Extended Data Fig. 4
Extended Data Fig. 4. The impact of sample age and preservation format on panel targets.
a. Box and dot plot comparing number of high quality targets per panel from formalin-fixed paraffin embedded (FFPE) samples greater than 5 years vs less than 5 years old. Horizontal dashed line at 1000 indicates QC threshold. Center line represents the median. The upper whisker is the maximum value of the data that is within 1.5 times the interquartile range over the 75th percentile. The lower whisker is the minimum value of the data that is within 1.5 times the interquartile range under the 25th percentile. Sample size is n = 202. b.
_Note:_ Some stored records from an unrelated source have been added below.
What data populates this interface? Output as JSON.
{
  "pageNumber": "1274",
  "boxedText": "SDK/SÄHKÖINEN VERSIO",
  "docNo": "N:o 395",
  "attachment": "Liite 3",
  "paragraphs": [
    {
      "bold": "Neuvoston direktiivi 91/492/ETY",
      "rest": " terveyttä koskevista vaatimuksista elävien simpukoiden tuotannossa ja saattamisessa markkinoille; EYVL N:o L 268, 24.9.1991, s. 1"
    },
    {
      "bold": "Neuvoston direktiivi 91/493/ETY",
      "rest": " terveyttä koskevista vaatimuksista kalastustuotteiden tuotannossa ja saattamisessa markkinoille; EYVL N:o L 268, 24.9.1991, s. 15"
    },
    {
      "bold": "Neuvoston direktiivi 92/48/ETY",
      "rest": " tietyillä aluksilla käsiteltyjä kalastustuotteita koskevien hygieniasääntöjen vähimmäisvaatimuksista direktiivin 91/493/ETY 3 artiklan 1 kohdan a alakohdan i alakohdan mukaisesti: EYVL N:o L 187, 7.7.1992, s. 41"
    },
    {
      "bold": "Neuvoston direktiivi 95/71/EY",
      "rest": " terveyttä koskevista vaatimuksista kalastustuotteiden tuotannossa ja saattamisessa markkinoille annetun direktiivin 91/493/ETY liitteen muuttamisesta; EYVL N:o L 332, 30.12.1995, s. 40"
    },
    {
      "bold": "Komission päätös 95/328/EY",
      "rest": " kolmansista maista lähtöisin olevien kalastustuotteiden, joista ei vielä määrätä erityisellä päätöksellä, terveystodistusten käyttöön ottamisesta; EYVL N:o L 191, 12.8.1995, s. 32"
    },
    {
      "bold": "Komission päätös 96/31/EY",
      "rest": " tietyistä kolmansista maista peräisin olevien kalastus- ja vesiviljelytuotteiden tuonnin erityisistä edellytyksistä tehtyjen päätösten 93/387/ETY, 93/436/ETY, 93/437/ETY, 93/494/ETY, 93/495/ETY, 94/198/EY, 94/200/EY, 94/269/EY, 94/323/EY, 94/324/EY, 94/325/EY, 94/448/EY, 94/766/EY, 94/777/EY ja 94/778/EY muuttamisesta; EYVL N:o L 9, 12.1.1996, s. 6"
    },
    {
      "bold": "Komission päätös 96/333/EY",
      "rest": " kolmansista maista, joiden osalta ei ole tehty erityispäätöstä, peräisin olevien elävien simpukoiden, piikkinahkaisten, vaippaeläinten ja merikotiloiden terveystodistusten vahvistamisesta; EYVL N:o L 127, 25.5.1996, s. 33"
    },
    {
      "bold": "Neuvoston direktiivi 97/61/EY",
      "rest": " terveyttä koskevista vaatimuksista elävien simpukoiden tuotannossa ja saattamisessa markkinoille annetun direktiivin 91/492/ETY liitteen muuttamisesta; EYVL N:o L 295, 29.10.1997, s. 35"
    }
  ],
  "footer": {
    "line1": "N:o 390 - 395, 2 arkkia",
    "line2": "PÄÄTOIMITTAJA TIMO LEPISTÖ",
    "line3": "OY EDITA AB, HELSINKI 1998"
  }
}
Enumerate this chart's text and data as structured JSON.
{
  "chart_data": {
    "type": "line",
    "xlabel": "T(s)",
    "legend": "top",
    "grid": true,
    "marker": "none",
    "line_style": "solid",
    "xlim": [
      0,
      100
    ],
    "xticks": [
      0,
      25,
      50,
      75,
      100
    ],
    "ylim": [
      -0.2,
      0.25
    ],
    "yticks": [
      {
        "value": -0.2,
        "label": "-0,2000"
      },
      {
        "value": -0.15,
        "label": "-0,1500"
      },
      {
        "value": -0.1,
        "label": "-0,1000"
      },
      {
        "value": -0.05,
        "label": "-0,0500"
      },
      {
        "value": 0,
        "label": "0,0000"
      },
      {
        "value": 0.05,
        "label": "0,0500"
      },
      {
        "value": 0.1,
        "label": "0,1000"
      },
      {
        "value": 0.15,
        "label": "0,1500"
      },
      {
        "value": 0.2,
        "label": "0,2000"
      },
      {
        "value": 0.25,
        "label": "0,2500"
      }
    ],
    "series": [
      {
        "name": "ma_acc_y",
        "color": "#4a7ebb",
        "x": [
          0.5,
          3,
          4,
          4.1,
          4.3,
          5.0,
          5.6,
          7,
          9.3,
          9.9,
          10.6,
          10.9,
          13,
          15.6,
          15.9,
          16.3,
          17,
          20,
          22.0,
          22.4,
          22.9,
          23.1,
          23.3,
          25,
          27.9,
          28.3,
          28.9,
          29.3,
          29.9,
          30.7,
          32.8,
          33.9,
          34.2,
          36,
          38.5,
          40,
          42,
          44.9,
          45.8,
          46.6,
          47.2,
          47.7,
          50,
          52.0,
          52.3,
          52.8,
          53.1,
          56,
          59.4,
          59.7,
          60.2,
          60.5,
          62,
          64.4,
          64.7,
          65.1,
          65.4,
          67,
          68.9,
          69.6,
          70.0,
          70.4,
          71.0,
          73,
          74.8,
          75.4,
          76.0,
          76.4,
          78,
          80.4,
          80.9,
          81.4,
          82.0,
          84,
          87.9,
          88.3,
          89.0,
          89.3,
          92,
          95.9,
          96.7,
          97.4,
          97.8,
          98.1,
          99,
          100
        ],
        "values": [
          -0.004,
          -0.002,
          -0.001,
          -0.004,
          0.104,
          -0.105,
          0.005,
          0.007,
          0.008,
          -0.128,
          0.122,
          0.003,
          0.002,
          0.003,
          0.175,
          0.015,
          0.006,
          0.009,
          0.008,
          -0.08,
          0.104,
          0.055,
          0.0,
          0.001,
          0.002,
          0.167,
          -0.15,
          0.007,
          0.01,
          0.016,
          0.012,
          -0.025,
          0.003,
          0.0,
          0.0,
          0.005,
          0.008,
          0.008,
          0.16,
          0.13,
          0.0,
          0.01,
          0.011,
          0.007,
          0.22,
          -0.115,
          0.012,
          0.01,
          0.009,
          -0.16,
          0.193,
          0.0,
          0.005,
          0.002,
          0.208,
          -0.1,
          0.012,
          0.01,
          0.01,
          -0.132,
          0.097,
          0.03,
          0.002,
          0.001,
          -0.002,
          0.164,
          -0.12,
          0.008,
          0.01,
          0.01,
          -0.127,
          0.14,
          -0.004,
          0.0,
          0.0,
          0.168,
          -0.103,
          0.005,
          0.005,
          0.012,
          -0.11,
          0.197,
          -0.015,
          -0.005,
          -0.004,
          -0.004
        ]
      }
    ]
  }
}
Failed FFPE or FFPE-derived panels which yielded fewer than 1000 high quality targets were re-generated using fresh frozen (FF) tissue where available. Green dots indicate samples included in our analysis, grey dots indicate those that failed to attain sufficient high quality targets for further processing. Where possible these panels were replaced with FF-derived panels. Connecting lines indicate paired patient panels designed from either FF or FFPE tumor sample. Center line represents the median. The upper whisker is the maximum value of the data that is within 1.5 times the interquartile range over the 75th percentile. The lower whisker is the minimum value of the data that is within 1.5 times the interquartile range under the 25th percentile. Sample size is n = 233 panels. One panel constructed from an FF tumor sample failed to attain 1,000 high-quality targets but was included to ensure that the cohort was representative of the wider TRACERx cohort. Two FF panels were constructed where FFPE panels had failed altogether; these are represented by green dots on the FF side not connected to an FFPE dot. c. Deming regression demonstrating agreement between measured ctDNA PPM and tumor molecules per milliliter of plasma. Fitted line represents a linear model, and the shaded area represents the 95% confidence interval.